Sedangkan untuk tiga nama baru yang dinilai memiliki peluang besar, dia enggan membeberkan dengan terang.
“Kalau dilihat dari petanya, dari tiga nama itu satu bisa berasal dari pejabat karir BPK, praktisi, akademisi atau swasta. Sedangkan dua nama lagi dari internal DPR,” katanya.
Lebih lanjut, dalam keterangannya Pusat Kajian Keuangan Negara memberikan masukan untuk memperkuat kelembagaan BPK di tengah sorotan tajam terhadap berbagai pelanggaran integritas.
“Kami sebetulnya fokus pada bagaimana memperkuat integritas kelembagaan. Isu ini lebih dari sekadar perdebatan tentang latar belakang calon apakah itu dari kader partai atau bukan. Atau soal pola rekrutmen yang sering dikritik publik. Tetapi menyangkut sistem kelembagaan BPK itu sendiri,” kata Prasetyo menjelaskan.
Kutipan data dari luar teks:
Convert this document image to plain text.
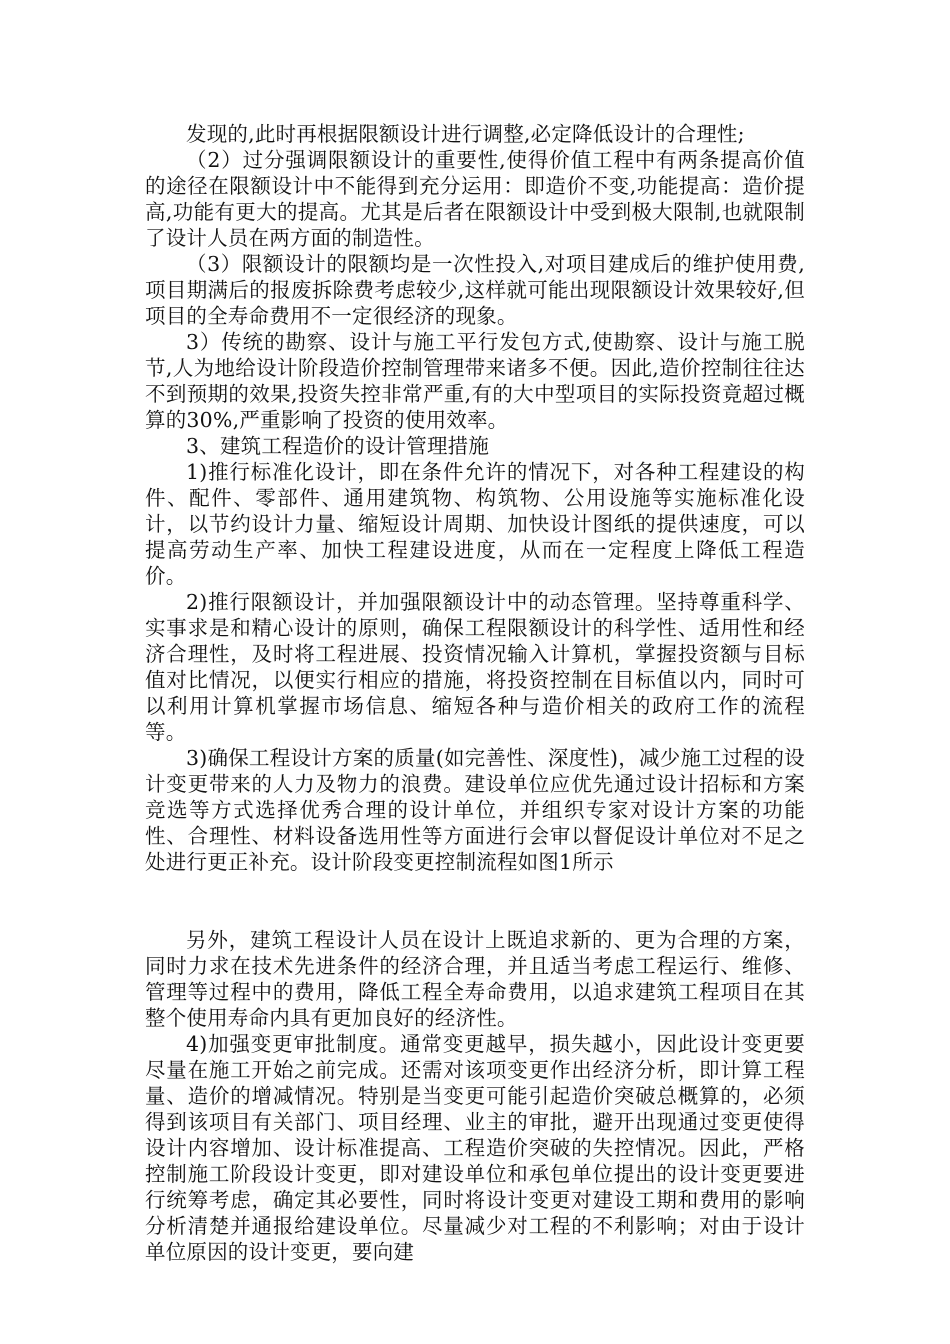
发现的,此时再根据限额设计进行调整,必定降低设计的合理性;

（2）过分强调限额设计的重要性,使得价值工程中有两条提高价值的途径在限额设计中不能得到充分运用：即造价不变,功能提高：造价提高,功能有更大的提高。尤其是后者在限额设计中受到极大限制,也就限制了设计人员在两方面的制造性。

（3）限额设计的限额均是一次性投入,对项目建成后的维护使用费,项目期满后的报废拆除费考虑较少,这样就可能出现限额设计效果较好,但项目的全寿命费用不一定很经济的现象。

3）传统的勘察、设计与施工平行发包方式,使勘察、设计与施工脱节,人为地给设计阶段造价控制管理带来诸多不便。因此,造价控制往往达不到预期的效果,投资失控非常严重,有的大中型项目的实际投资竟超过概算的30%,严重影响了投资的使用效率。

3、建筑工程造价的设计管理措施

1)推行标准化设计，即在条件允许的情况下，对各种工程建设的构件、配件、零部件、通用建筑物、构筑物、公用设施等实施标准化设计，以节约设计力量、缩短设计周期、加快设计图纸的提供速度，可以提高劳动生产率、加快工程建设进度，从而在一定程度上降低工程造价。

2)推行限额设计，并加强限额设计中的动态管理。坚持尊重科学、实事求是和精心设计的原则，确保工程限额设计的科学性、适用性和经济合理性，及时将工程进展、投资情况输入计算机，掌握投资额与目标值对比情况，以便实行相应的措施，将投资控制在目标值以内，同时可以利用计算机掌握市场信息、缩短各种与造价相关的政府工作的流程等。

3)确保工程设计方案的质量(如完善性、深度性)，减少施工过程的设计变更带来的人力及物力的浪费。建设单位应优先通过设计招标和方案竞选等方式选择优秀合理的设计单位，并组织专家对设计方案的功能性、合理性、材料设备选用性等方面进行会审以督促设计单位对不足之处进行更正补充。设计阶段变更控制流程如图1所示

另外，建筑工程设计人员在设计上既追求新的、更为合理的方案，同时力求在技术先进条件的经济合理，并且适当考虑工程运行、维修、管理等过程中的费用，降低工程全寿命费用，以追求建筑工程项目在其整个使用寿命内具有更加良好的经济性。

4)加强变更审批制度。通常变更越早，损失越小，因此设计变更要尽量在施工开始之前完成。还需对该项变更作出经济分析，即计算工程量、造价的增减情况。特别是当变更可能引起造价突破总概算的，必须得到该项目有关部门、项目经理、业主的审批，避开出现通过变更使得设计内容增加、设计标准提高、工程造价突破的失控情况。因此，严格控制施工阶段设计变更，即对建设单位和承包单位提出的设计变更要进行统筹考虑，确定其必要性，同时将设计变更对建设工期和费用的影响分析清楚并通报给建设单位。尽量减少对工程的不利影响；对由于设计单位原因的设计变更，要向建
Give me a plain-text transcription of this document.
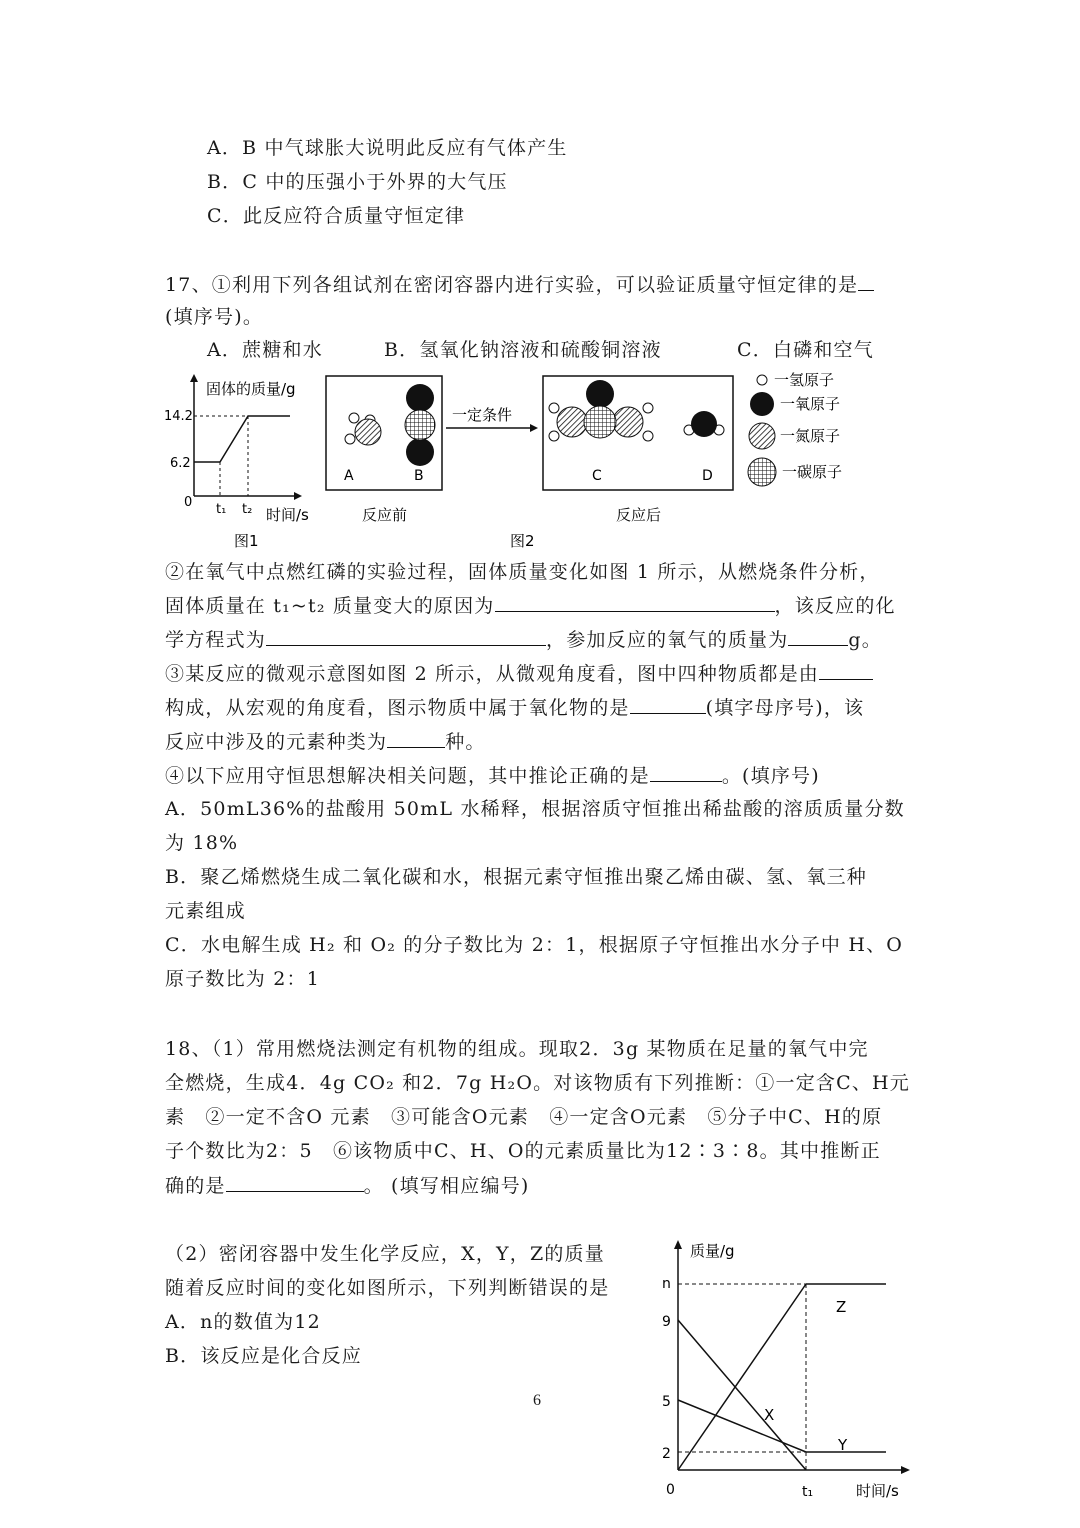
A．B 中气球胀大说明此反应有气体产生
B．C 中的压强小于外界的大气压
C．此反应符合质量守恒定律
17、①利用下列各组试剂在密闭容器内进行实验，可以验证质量守恒定律的是
(填序号)。
A．蔗糖和水	B．氢氧化钠溶液和硫酸铜溶液	C．白磷和空气
固体的质量/g
14.2
6.2
0 t₁ t₂ 时间/s
图1
A	B
反应前
一定条件
C	D
反应后
图2
一氢原子
一氧原子
一氮原子
一碳原子
②在氧气中点燃红磷的实验过程，固体质量变化如图 1 所示，从燃烧条件分析，
固体质量在 t₁~t₂ 质量变大的原因为	，该反应的化
学方程式为	，参加反应的氧气的质量为	g。
③某反应的微观示意图如图 2 所示，从微观角度看，图中四种物质都是由
构成，从宏观的角度看，图示物质中属于氧化物的是	(填字母序号)，该
反应中涉及的元素种类为	种。
④以下应用守恒思想解决相关问题，其中推论正确的是	。(填序号)
A．50mL36%的盐酸用 50mL 水稀释，根据溶质守恒推出稀盐酸的溶质质量分数
为 18%
B．聚乙烯燃烧生成二氧化碳和水，根据元素守恒推出聚乙烯由碳、氢、氧三种
元素组成
C．水电解生成 H₂ 和 O₂ 的分子数比为 2：1，根据原子守恒推出水分子中 H、O
原子数比为 2：1
18、（1）常用燃烧法测定有机物的组成。现取2．3g 某物质在足量的氧气中完
全燃烧，生成4．4g CO₂ 和2．7g H₂O。对该物质有下列推断：①一定含C、H元
素　②一定不含O 元素　③可能含O元素　④一定含O元素　⑤分子中C、H的原
子个数比为2：5　⑥该物质中C、H、O的元素质量比为12∶3∶8。其中推断正
确的是	。 (填写相应编号)
（2）密闭容器中发生化学反应，X，Y，Z的质量
随着反应时间的变化如图所示，下列判断错误的是
A．n的数值为12
B．该反应是化合反应
质量/g
n
9
5
2
0
Z
X
Y
t₁	时间/s
6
Pusat Kajian Keuangan Negara mengusulkan pembenahan integritas mulai dari pucuk pimpinan. Yaitu terdapat pemikiran bahwa seluruh keputusan yang diambil oleh pimpinan BPK harus bersifat kolektif kolegial.
“Saat ini pengambilan keputusan tingkat pimpinan yang terkait dengan hasil pemeriksaan sifatnya masih berdasarkan portofolio,” jelasnya.
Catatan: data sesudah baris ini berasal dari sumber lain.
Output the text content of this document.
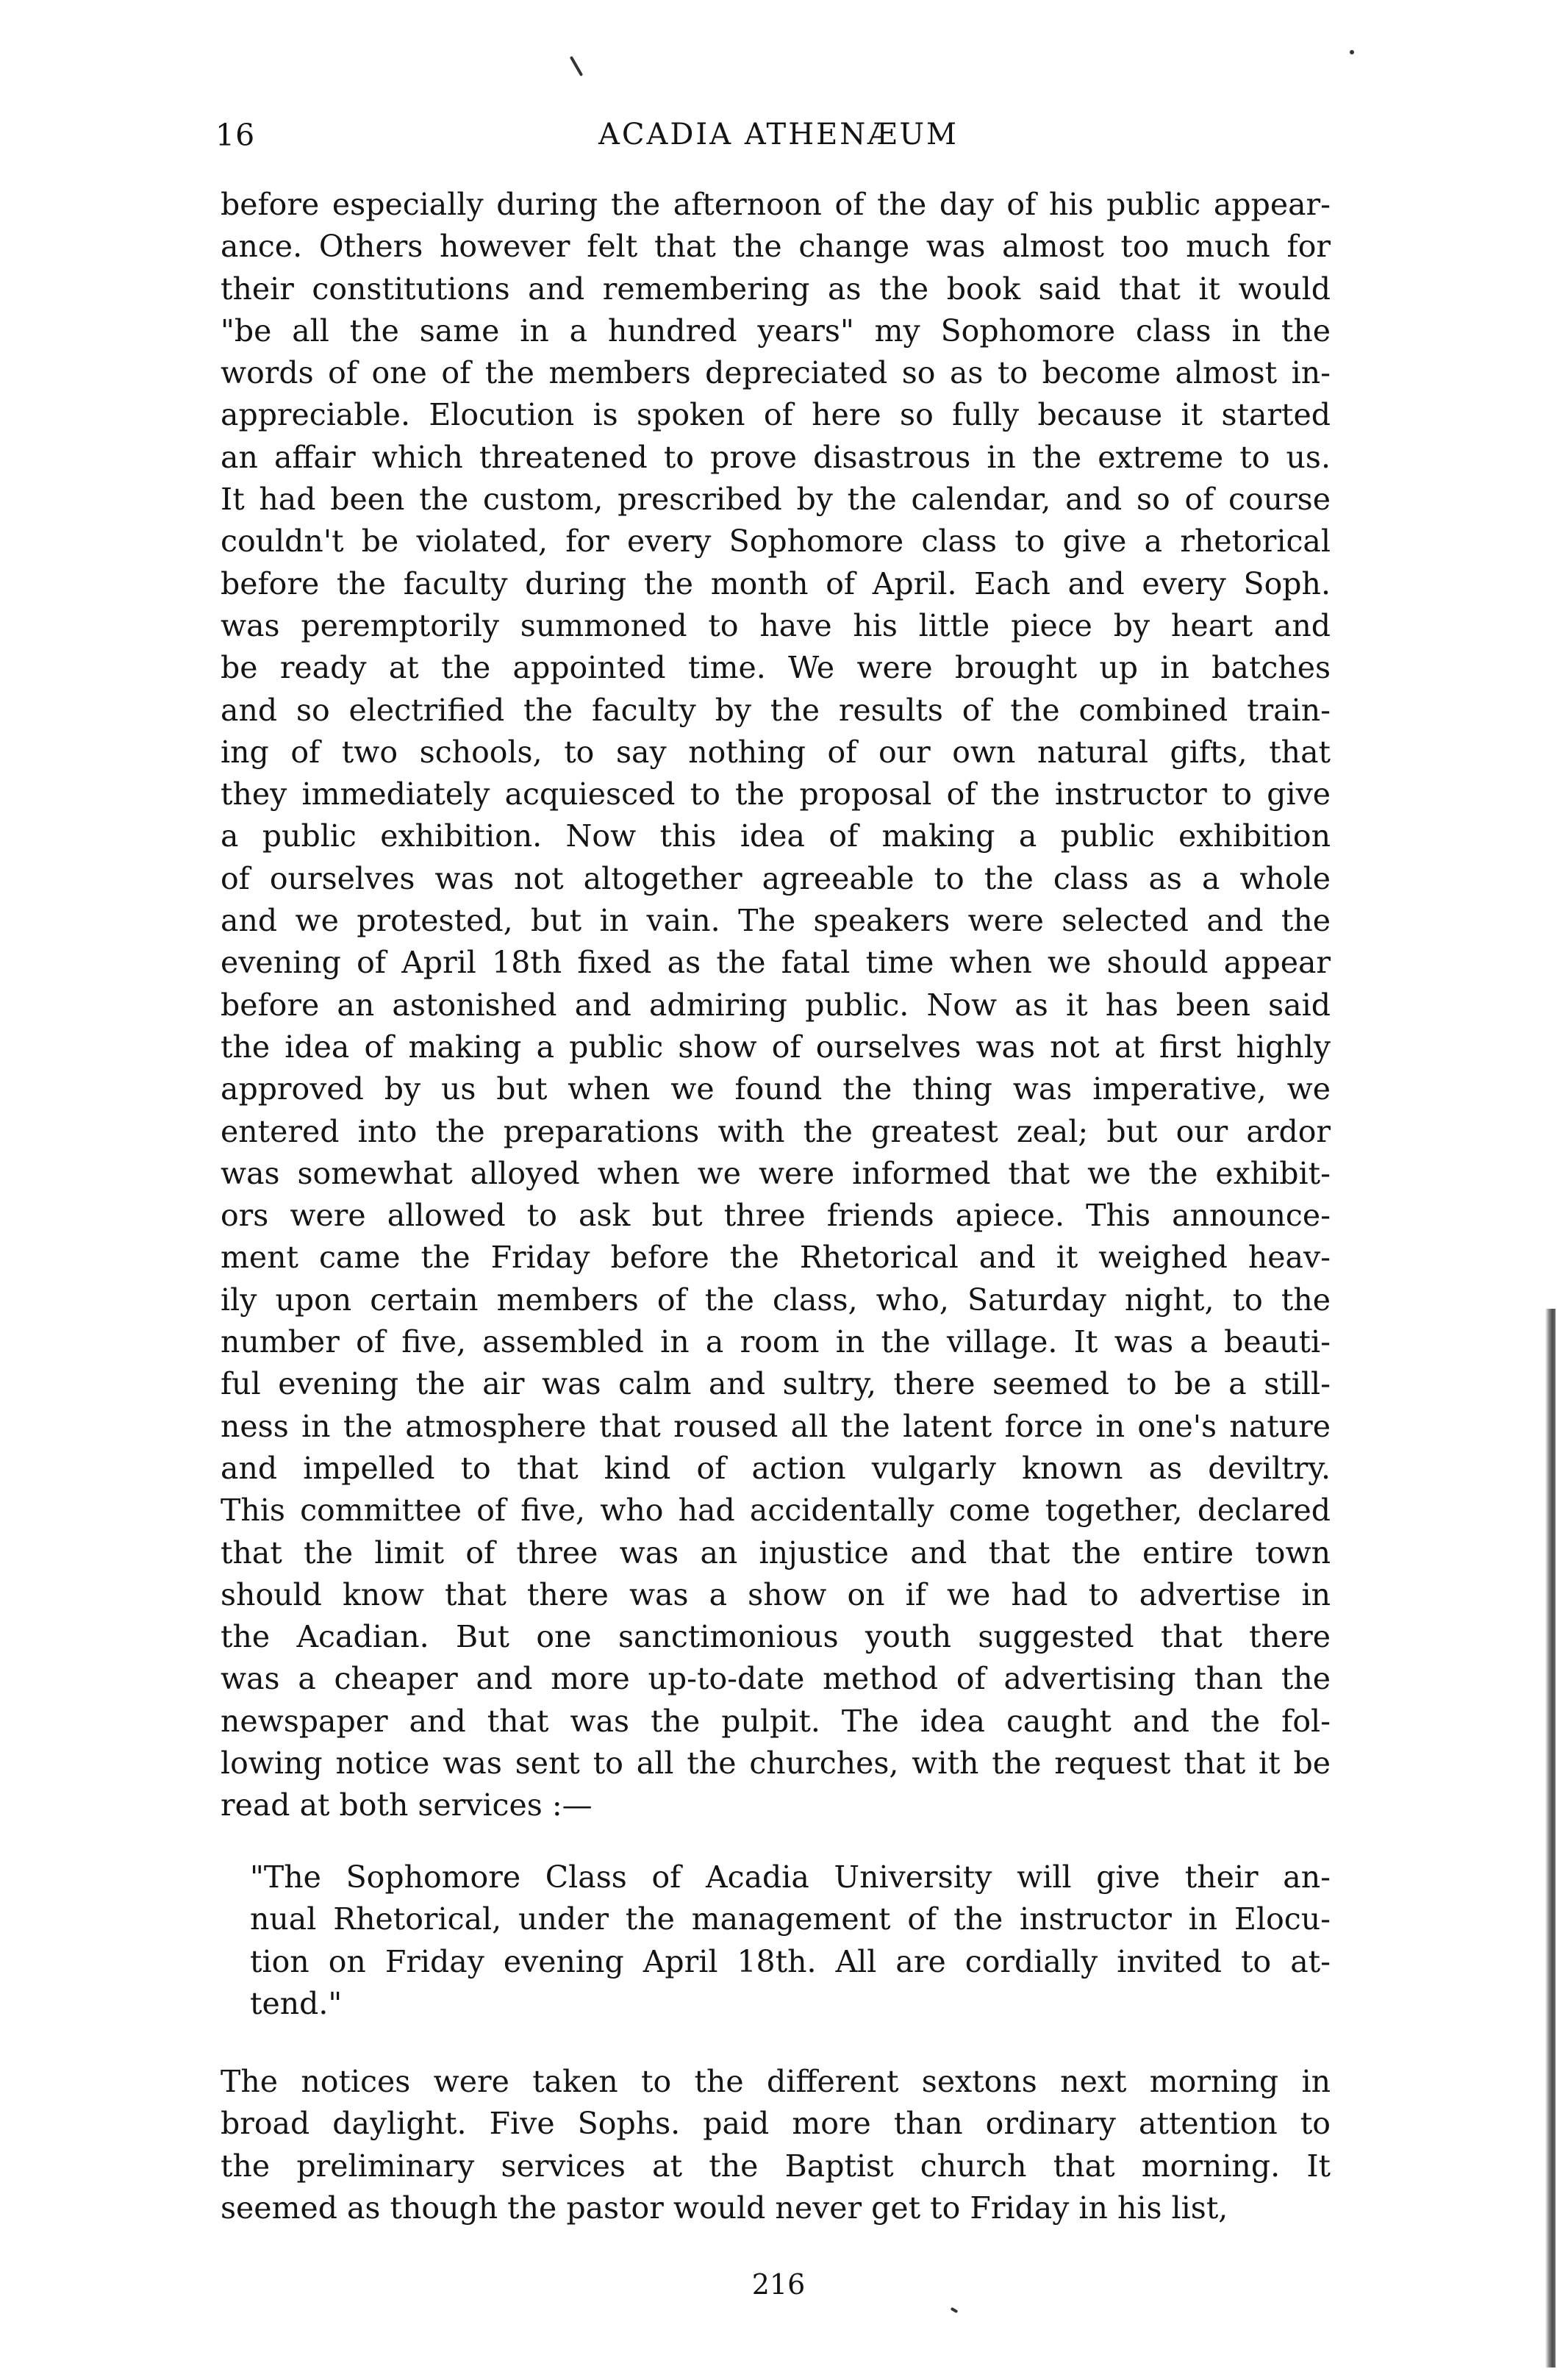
16	ACADIA ATHENÆUM
before especially during the afternoon of the day of his public appear-
ance. Others however felt that the change was almost too much for
their constitutions and remembering as the book said that it would
"be all the same in a hundred years" my Sophomore class in the
words of one of the members depreciated so as to become almost in-
appreciable. Elocution is spoken of here so fully because it started
an affair which threatened to prove disastrous in the extreme to us.
It had been the custom, prescribed by the calendar, and so of course
couldn't be violated, for every Sophomore class to give a rhetorical
before the faculty during the month of April. Each and every Soph.
was peremptorily summoned to have his little piece by heart and
be ready at the appointed time. We were brought up in batches
and so electrified the faculty by the results of the combined train-
ing of two schools, to say nothing of our own natural gifts, that
they immediately acquiesced to the proposal of the instructor to give
a public exhibition. Now this idea of making a public exhibition
of ourselves was not altogether agreeable to the class as a whole
and we protested, but in vain. The speakers were selected and the
evening of April 18th fixed as the fatal time when we should appear
before an astonished and admiring public. Now as it has been said
the idea of making a public show of ourselves was not at first highly
approved by us but when we found the thing was imperative, we
entered into the preparations with the greatest zeal; but our ardor
was somewhat alloyed when we were informed that we the exhibit-
ors were allowed to ask but three friends apiece. This announce-
ment came the Friday before the Rhetorical and it weighed heav-
ily upon certain members of the class, who, Saturday night, to the
number of five, assembled in a room in the village. It was a beauti-
ful evening the air was calm and sultry, there seemed to be a still-
ness in the atmosphere that roused all the latent force in one's nature
and impelled to that kind of action vulgarly known as deviltry.
This committee of five, who had accidentally come together, declared
that the limit of three was an injustice and that the entire town
should know that there was a show on if we had to advertise in
the Acadian. But one sanctimonious youth suggested that there
was a cheaper and more up-to-date method of advertising than the
newspaper and that was the pulpit. The idea caught and the fol-
lowing notice was sent to all the churches, with the request that it be
read at both services :—
"The Sophomore Class of Acadia University will give their an-
nual Rhetorical, under the management of the instructor in Elocu-
tion on Friday evening April 18th. All are cordially invited to at-
tend."
The notices were taken to the different sextons next morning in
broad daylight. Five Sophs. paid more than ordinary attention to
the preliminary services at the Baptist church that morning. It
seemed as though the pastor would never get to Friday in his list,
216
Faktanya, portofolio bidang tugas pemeriksaan itu dinilai masih “dimonopoli” oleh masing-masing Anggota serta pelaksana tugas di bawahnya.
“Dengan adanya prinsip kolektif kolegial, diharapkan tidak ada lagi monopoli atas segala keputusan yang terkait hasil audit berdasarkan portofolio dimaksud. Di sinilah pentingnya check and balance dari para pimpinan BPK yang lain,” tambahnya.
Perbaikan kelembagaan seperti itu sesuai dengan hasil peer review dari badan pemeriksa keuangan negara lain atau Supreme Audit Institution (SAI).